- The objective of at camp was to boost my self-esteem and my confidence, and improve my overall health. Despite the noble intentions, I ate with chopstics, sucked on ice cubes, and hate private water parties the night before weigh ins. I learned about enemas, laxatives, diet pills, and vomiting.
Because camp became a competition, against others and against herself. All the women I know have strange and interesting relationships with food. We eat too much or not enough, we have secret ways to lose weight quickly after a binge, and we ration and obsess about food. “I still go on diets where I’ll eat nothing but cabbage soup or hot dogs or no refined sugar or bleached anything. I read labels looking for 9 grams of fiber in a single slice of bread. I eat noodles made of tofu. I say it’s for my health, but I don’t really believe it. The chemicals in frozen dietetic foods aren’t for my health; they’re for my thin.”

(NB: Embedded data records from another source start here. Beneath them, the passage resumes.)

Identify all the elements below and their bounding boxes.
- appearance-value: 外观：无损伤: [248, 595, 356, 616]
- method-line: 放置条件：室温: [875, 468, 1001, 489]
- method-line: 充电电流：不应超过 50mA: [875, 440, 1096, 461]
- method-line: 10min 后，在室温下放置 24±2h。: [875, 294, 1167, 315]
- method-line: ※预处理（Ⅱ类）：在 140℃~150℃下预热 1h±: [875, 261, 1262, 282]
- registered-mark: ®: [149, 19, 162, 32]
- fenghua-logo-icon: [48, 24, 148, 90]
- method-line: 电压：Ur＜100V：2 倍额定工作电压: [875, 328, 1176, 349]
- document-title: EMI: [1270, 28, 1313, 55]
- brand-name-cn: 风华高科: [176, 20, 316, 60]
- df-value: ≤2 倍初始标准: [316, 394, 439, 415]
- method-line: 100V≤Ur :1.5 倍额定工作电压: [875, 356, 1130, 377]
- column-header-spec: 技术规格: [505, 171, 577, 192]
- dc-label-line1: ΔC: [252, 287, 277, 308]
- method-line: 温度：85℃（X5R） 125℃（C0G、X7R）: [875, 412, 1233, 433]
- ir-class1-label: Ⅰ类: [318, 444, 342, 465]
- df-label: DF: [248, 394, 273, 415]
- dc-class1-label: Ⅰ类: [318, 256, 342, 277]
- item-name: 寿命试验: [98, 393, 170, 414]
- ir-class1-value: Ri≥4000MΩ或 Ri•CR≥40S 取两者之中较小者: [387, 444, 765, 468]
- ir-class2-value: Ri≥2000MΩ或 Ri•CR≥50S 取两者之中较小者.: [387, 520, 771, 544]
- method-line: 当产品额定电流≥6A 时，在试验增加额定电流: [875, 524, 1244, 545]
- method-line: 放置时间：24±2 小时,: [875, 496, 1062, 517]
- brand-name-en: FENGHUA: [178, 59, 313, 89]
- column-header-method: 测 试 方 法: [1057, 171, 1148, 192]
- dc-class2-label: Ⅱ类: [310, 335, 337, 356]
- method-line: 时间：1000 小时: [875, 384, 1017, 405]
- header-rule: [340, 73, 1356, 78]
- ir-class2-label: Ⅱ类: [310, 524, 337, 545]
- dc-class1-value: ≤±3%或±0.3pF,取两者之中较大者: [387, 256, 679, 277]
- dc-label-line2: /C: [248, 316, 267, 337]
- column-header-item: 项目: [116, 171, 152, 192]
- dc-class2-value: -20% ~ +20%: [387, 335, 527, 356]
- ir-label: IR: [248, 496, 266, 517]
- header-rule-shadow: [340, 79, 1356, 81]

And we learned this from our mothers and our families. We learn from the women and men who we grow up with that thin is always better. And that’s why thin makes us happy. “Because when my clthes are looser, I smile more readily and laugh more freely. I’m happier thin, in part because I remember, and am bombarded by, messages from those I love that I’m better for it.” Even with a husband who loves her and thinks she is the sexiest woman alive no matter what size, Klein says, “I’m ‘healthier’ now, but it doesn’t feel happy.”
Moose: A Memoir of Fat Camp is not a joyous, happy story about losing weight and finding your true happiness without food. This is real life gritty memoir of how it really feels to battle with food and yourself for your entire life. Every parent of a girl should read this book!